His first project was American music group Bell Biv Devoe’s “Do Me!” It made a huge debut on the charts, and Blake was subsequently asked to shoot a music video for Public Enemy’s “Brothers Gonna Work It Out” and Kool G Rap & DJ Polo’s “Streets of New York.” 

He continued working in the music industry, making videos for Snoop Dogg, Dr. Dre and Tupac, but as his career progressed, he became increasingly aware that the content he was creating glorified drugs and violence and portrayed women as property. 

Stephen Blake is the director and producer of “Steal Away.” He created his own production company, Realm Pictures International, to create epic motion pictures that universalize Black experiences.

Blake saw that society was facing increased violence, suicide rates and incarcerations, particularly of Black men, and he realized that his work was contributing to the issues. 

“As an artist, on one hand, it’s wonderful to create something that is amazing, gripping and compelling, but there’s also the responsibility I have to my community,” said Blake. “If what I’m doing is just idolizing these things that are going to result in more Black men being in prison and more women being kept under the thumb of a somewhat chauvinistic world then I’ve got to give that up.” 

Blake left the music video business and even publicized a renouncement of all the projects he’d worked on. 

He took some time off to think about what his contribution would be to the Black community and to the world, and his reflection led him to establish his own production company, Realm Pictures International (Realm). 

Pulling from his experience as a cinematographer, Blake designed Realm to produce epic motion pictures, for a fraction of common film costs, that universalize the stories of Black people. 

Currently, Realm is in pre-production for its first movie, “Steal Away.” 

It’s based on Andrew Ward’s book “Dark Midnight When I Rise,” and tells the story of the Fisk Jubilee Singers, a young historically Black university choir who toured the world and fought the Ku Klux Klan’s (KKK) destruction of Black schools with songs of faith and freedom after the Civil War. 

Realm pledged to endow historically Black colleges and universities (HBCUs) with 10 percent of the movie’s net box office revenues and intends to do this with future projects. 

“Steal Away” is based on Andrew Ward’s “Dark Midnight When I Rise.” The movie will give 10 percent of its profits to historically Black colleges and universities.

“Every Black woman who’s wearing a graduation cap at whatever college she’s going to should have the exact same view in terms of what’s possible for her future as any White male coming out of Yale or Harvard,” said Blake. “To the extent that that’s not the case, we, Corporate America and Hollywood, need to dig into our HBCUs and be more proactive in not only sustaining them so that they are financially solvent year to year but doing remedial action.” 

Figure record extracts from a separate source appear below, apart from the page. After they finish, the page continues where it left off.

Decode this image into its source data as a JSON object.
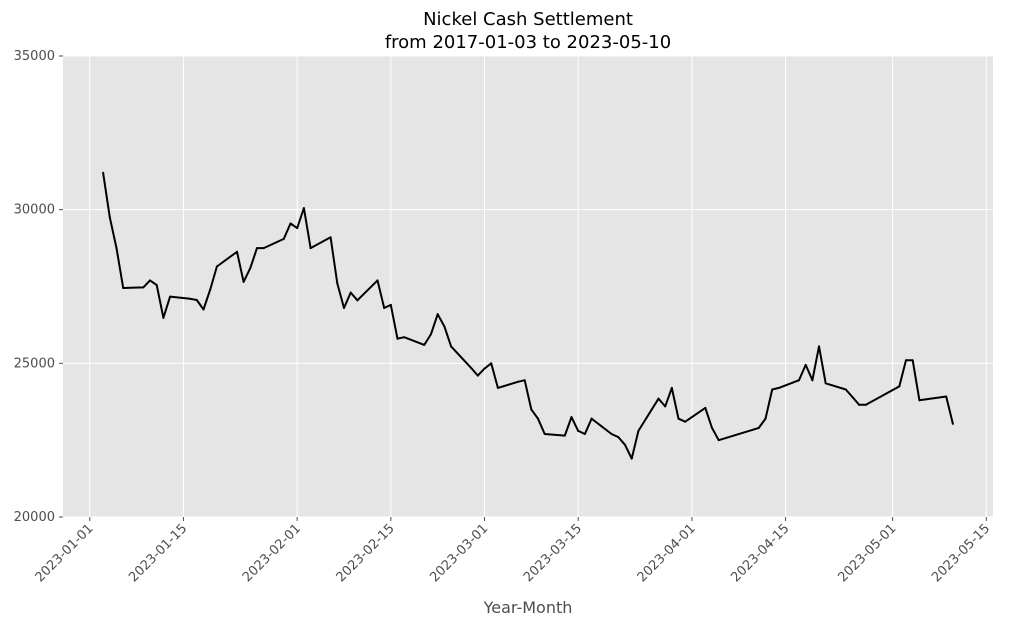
{
  "chart_data": {
    "type": "line",
    "title": "Nickel Cash Settlement",
    "subtitle": "from 2017-01-03 to 2023-05-10",
    "xlabel": "Year-Month",
    "ylabel": "",
    "xlim": [
      "2022-12-28",
      "2023-05-16"
    ],
    "ylim": [
      20000,
      35000
    ],
    "xticks": [
      "2023-01-01",
      "2023-01-15",
      "2023-02-01",
      "2023-02-15",
      "2023-03-01",
      "2023-03-15",
      "2023-04-01",
      "2023-04-15",
      "2023-05-01",
      "2023-05-15"
    ],
    "yticks": [
      20000,
      25000,
      30000,
      35000
    ],
    "grid": true,
    "legend": "none",
    "colors": {
      "line": "#000000",
      "plot_bg": "#e5e5e5",
      "grid": "#ffffff"
    },
    "series": [
      {
        "x": [
          "2023-01-03",
          "2023-01-04",
          "2023-01-05",
          "2023-01-06",
          "2023-01-09",
          "2023-01-10",
          "2023-01-11",
          "2023-01-12",
          "2023-01-13",
          "2023-01-16",
          "2023-01-17",
          "2023-01-18",
          "2023-01-19",
          "2023-01-20",
          "2023-01-23",
          "2023-01-24",
          "2023-01-25",
          "2023-01-26",
          "2023-01-27",
          "2023-01-30",
          "2023-01-31",
          "2023-02-01",
          "2023-02-02",
          "2023-02-03",
          "2023-02-06",
          "2023-02-07",
          "2023-02-08",
          "2023-02-09",
          "2023-02-10",
          "2023-02-13",
          "2023-02-14",
          "2023-02-15",
          "2023-02-16",
          "2023-02-17",
          "2023-02-20",
          "2023-02-21",
          "2023-02-22",
          "2023-02-23",
          "2023-02-24",
          "2023-02-27",
          "2023-02-28",
          "2023-03-01",
          "2023-03-02",
          "2023-03-03",
          "2023-03-06",
          "2023-03-07",
          "2023-03-08",
          "2023-03-09",
          "2023-03-10",
          "2023-03-13",
          "2023-03-14",
          "2023-03-15",
          "2023-03-16",
          "2023-03-17",
          "2023-03-20",
          "2023-03-21",
          "2023-03-22",
          "2023-03-23",
          "2023-03-24",
          "2023-03-27",
          "2023-03-28",
          "2023-03-29",
          "2023-03-30",
          "2023-03-31",
          "2023-04-03",
          "2023-04-04",
          "2023-04-05",
          "2023-04-11",
          "2023-04-12",
          "2023-04-13",
          "2023-04-14",
          "2023-04-17",
          "2023-04-18",
          "2023-04-19",
          "2023-04-20",
          "2023-04-21",
          "2023-04-24",
          "2023-04-25",
          "2023-04-26",
          "2023-04-27",
          "2023-05-02",
          "2023-05-03",
          "2023-05-04",
          "2023-05-05",
          "2023-05-09",
          "2023-05-10"
        ],
        "y": [
          31200,
          29750,
          28750,
          27450,
          27470,
          27700,
          27550,
          26480,
          27170,
          27100,
          27060,
          26750,
          27400,
          28150,
          28630,
          27650,
          28100,
          28750,
          28750,
          29050,
          29550,
          29400,
          30050,
          28750,
          29100,
          27600,
          26800,
          27300,
          27050,
          27700,
          26800,
          26900,
          25800,
          25850,
          25600,
          25950,
          26600,
          26200,
          25550,
          24850,
          24600,
          24830,
          25000,
          24200,
          24400,
          24450,
          23500,
          23200,
          22700,
          22650,
          23250,
          22800,
          22700,
          23200,
          22700,
          22600,
          22350,
          21900,
          22800,
          23850,
          23600,
          24200,
          23200,
          23100,
          23550,
          22900,
          22500,
          22900,
          23200,
          24150,
          24200,
          24450,
          24950,
          24450,
          25550,
          24350,
          24150,
          23900,
          23650,
          23650,
          24250,
          25100,
          25100,
          23800,
          23920,
          23030
        ]
      }
    ]
  }
}
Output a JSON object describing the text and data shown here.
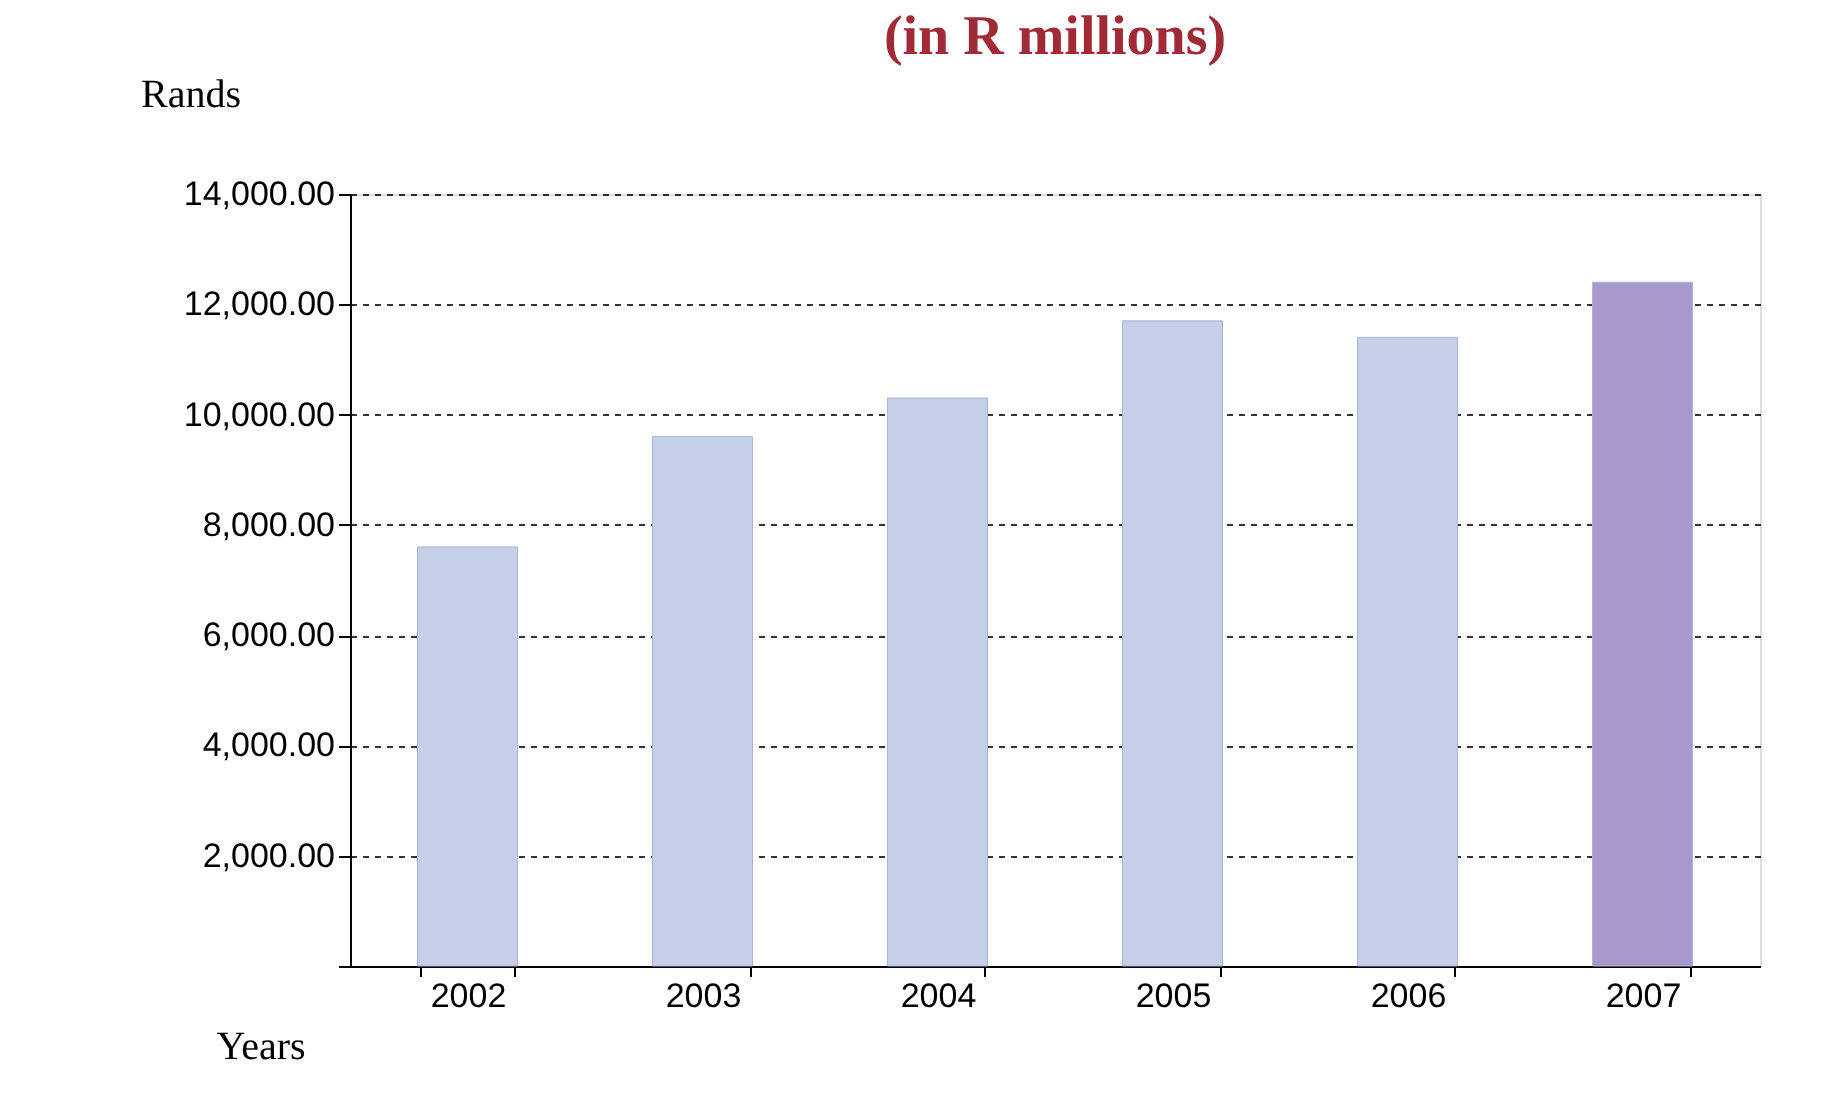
{
  "chart_data": {
    "type": "bar",
    "title": "(in R millions)",
    "xlabel": "Years",
    "ylabel": "Rands",
    "categories": [
      "2002",
      "2003",
      "2004",
      "2005",
      "2006",
      "2007"
    ],
    "values": [
      7600,
      9600,
      10300,
      11700,
      11400,
      12400
    ],
    "colors": [
      "#c5cfe8",
      "#c5cfe8",
      "#c5cfe8",
      "#c5cfe8",
      "#c5cfe8",
      "#a898cc"
    ],
    "ylim": [
      0,
      14000
    ],
    "yticks": [
      {
        "value": 0,
        "label": null
      },
      {
        "value": 2000,
        "label": "2,000.00"
      },
      {
        "value": 4000,
        "label": "4,000.00"
      },
      {
        "value": 6000,
        "label": "6,000.00"
      },
      {
        "value": 8000,
        "label": "8,000.00"
      },
      {
        "value": 10000,
        "label": "10,000.00"
      },
      {
        "value": 12000,
        "label": "12,000.00"
      },
      {
        "value": 14000,
        "label": "14,000.00"
      }
    ],
    "grid": "y"
  }
}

Realm has also committed itself to discovering and hiring new talent from HBCUs’ performing arts and film departments. 

“Steal Away” is still looking to cast its protagonist, Ella Sheppard, the leader of the Fisk Jubilee Singers, and Blake believes her character could be the strongest Black female lead in the history of film. 

Rev. Jesse Jackson has also already endorsed the film, and Blake hopes that when audiences see “Steal Away” they will find themselves in the story, regardless of their background, and experience hope.